Strong profitability ratios (return on assets of 2 per cent and return on equity of 23.8 per cent), improving asset quality over the years (Gross NPAs down from 4.7 per cent in 2005 to 1.5 per cent currently), strong marketing network (with more than 9000 agents covering 450 centres), credit rating (AAA from CRISIL) and strong parentage which helps it source funds at a lower cost than most other NBFCs are key investment arguments for the stock.

However, investors may have to bear in mind that the stock has risen 276 per cent from its 2009 lows in March due to a significant re-rating driven by internal restructuring.

LIC Housing, promoted by Life Insurance Corporation, is the fourth largest mortgage financing company after HDFC, SBI and ICICI Bank with a market share of a little over 8 per cent in home loans.

More than 90 per cent of LIC Housing’s portfolio is made up of individual home loan borrowers while the rest is financing for home developers. Despite getting higher yields on project financing, the company continues to cap this segment at 10 per cent of the total portfolio.

The average ticket size of loans disbursed has risen from Rs 10 lakh to Rs 12.05 lakh in a year with just 58 per cent of the loans originating from top cities.

LIC Housing has around 158 marketing offices and a strong distribution network of more than 9,000 agents in the form of direct-selling agents, home loan agents and customer relationship associates across India. The company’s borrowing profile is skewed towards non-convertible debentures and term loans which forms over 80 per cent of the fund base.

As of June 30, the loan book stood at Rs 29,254 crore, a 29 per cent growth in a year.
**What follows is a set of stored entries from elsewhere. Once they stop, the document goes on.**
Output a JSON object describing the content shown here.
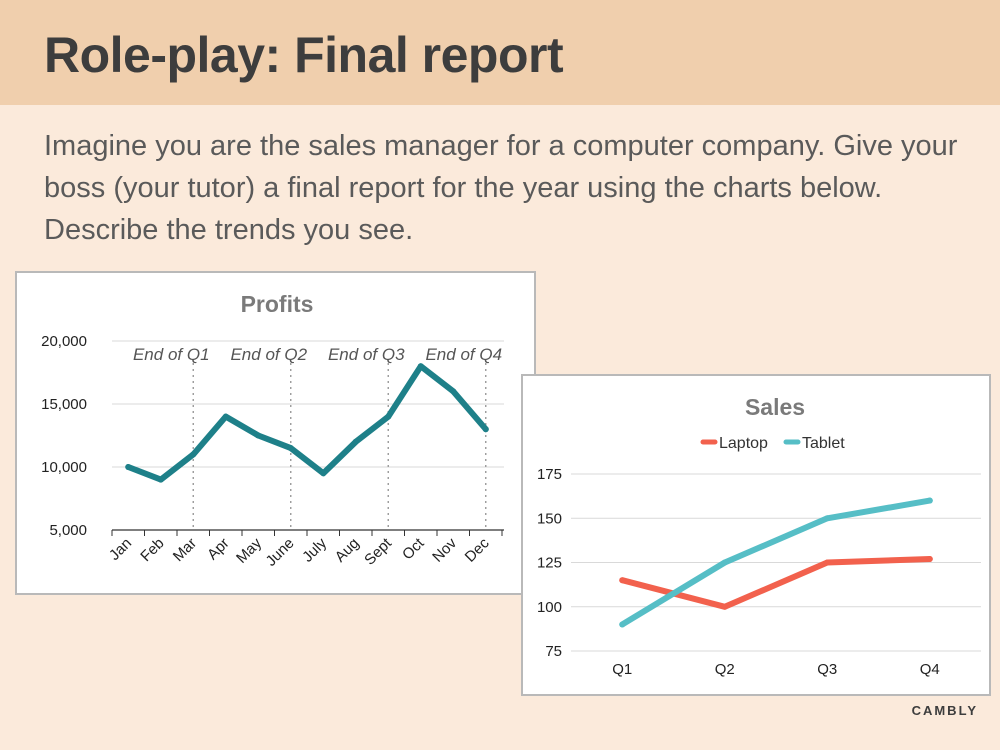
{
  "header": {
    "title": "Role-play: Final report"
  },
  "instructions": "Imagine you are the sales manager for a computer company. Give your boss (your tutor) a final report for the year using the charts below. Describe the trends you see.",
  "brand": "CAMBLY",
  "chart_data": [
    {
      "type": "line",
      "title": "Profits",
      "categories": [
        "Jan",
        "Feb",
        "Mar",
        "Apr",
        "May",
        "June",
        "July",
        "Aug",
        "Sept",
        "Oct",
        "Nov",
        "Dec"
      ],
      "series": [
        {
          "values": [
            10000,
            9000,
            11000,
            14000,
            12500,
            11500,
            9500,
            12000,
            14000,
            18000,
            16000,
            13000
          ],
          "color": "#1e8089"
        }
      ],
      "yticks": [
        "5,000",
        "10,000",
        "15,000",
        "20,000"
      ],
      "ylim": [
        5000,
        20000
      ],
      "grid": true,
      "annotations": [
        {
          "label": "End of Q1",
          "at": "Mar"
        },
        {
          "label": "End of Q2",
          "at": "June"
        },
        {
          "label": "End of Q3",
          "at": "Sept"
        },
        {
          "label": "End of Q4",
          "at": "Dec"
        }
      ]
    },
    {
      "type": "line",
      "title": "Sales",
      "categories": [
        "Q1",
        "Q2",
        "Q3",
        "Q4"
      ],
      "series": [
        {
          "name": "Laptop",
          "values": [
            115,
            100,
            125,
            127
          ],
          "color": "#f2614d"
        },
        {
          "name": "Tablet",
          "values": [
            90,
            125,
            150,
            160
          ],
          "color": "#56bec6"
        }
      ],
      "yticks": [
        "75",
        "100",
        "125",
        "150",
        "175"
      ],
      "ylim": [
        75,
        175
      ],
      "grid": true,
      "legend": "top"
    }
  ]
}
The company missed the bus during the housing boom, growing by 22 per cent in 2002-07, at a time when new housing loans grew by 30 per cent compounded annually.

Nevertheless, it has caught up in the last couple of years and has grown 28 per cent even as the industry saw growth moderating to 9 per cent.

LIC Housing has managed to grow its net profit by nearly 39 per cent during the period 2005-09 on a compounded annual basis, owing to strong growth in disbursements, coupled with fall in operating expenses.

The net profit for the latest June quarter grew by a modest 18 per cent despite a strong loan book growth of 29 per cent due to fall in net interest margins.

Net interest margins fell by 0.21 percentage points in a year, despite interest rates falling, due to aggressive pricing done in the housing portfolio to compete with its peers.

Though LIC Housing has managed to moderate costs through floating rate borrowings and incremental borrowings at lower rates, margin pressures may continue given the expanding portfolio of new loans which offer a fixed rate for the initial three years. These loans may put pressure on incremental yields; however, the existing loans which are reset every quarter may benefit from rising yields.

The disbursement-to-sanctions ratio of 80 per cent is quite good for the company given its retail focus.

Asset quality in the housing portfolio has improved over years as the company has a strong credit-appraisal mechanism and stringent loan-to-value criteria. The gross NPA ratio is at 1.51 per cent, a slight deterioration over the previous quarter. The net NPA at 0.65 per cent is flat compared to last year.

On the capital raising front, it has raised NCDs and term loans worth Rs 6000 crore this fiscal. LIC Housing also plans a QIP by selling around 1 crore shares to improve its capital adequacy, which is now at a sound 13.5 per cent.

The company is also entering lucrative businesses such as venture capital fund and LIC Care (providing dwelling centres for a growing population of senior citizens), but these are in the nascent stages. The company recently sold part of its stake in LIC MF to Nomura.

The advantage the company has is that 50 per cent of the borrowing portfolio and 96 per cent of the loan portfolio are pegged to floating rates, reducing the impact of interest rate volatility.

The company cites improving housing demand since February this year as the trigger for its good disbursement growth.

That much of disbursements came from new home buyers (the ones switching the loans to LIC Housing were only 7-8 per cent of incremental disbursements) is also a positive as it indicates sustainable new home sales driving the growth.

This shows that the company can expect to capitalise on reviving housing demand. The falling age of home owners and moderating housing prices may aid asset quality. With the Eleventh Plan projecting a 24.7 million unit shortfall in housing units, potential for market expansion remains substantial.

LIC Housing may be able to leverage both on its strong distribution network (especially in urban and semi-urban areas) and rising ticket size of the loans.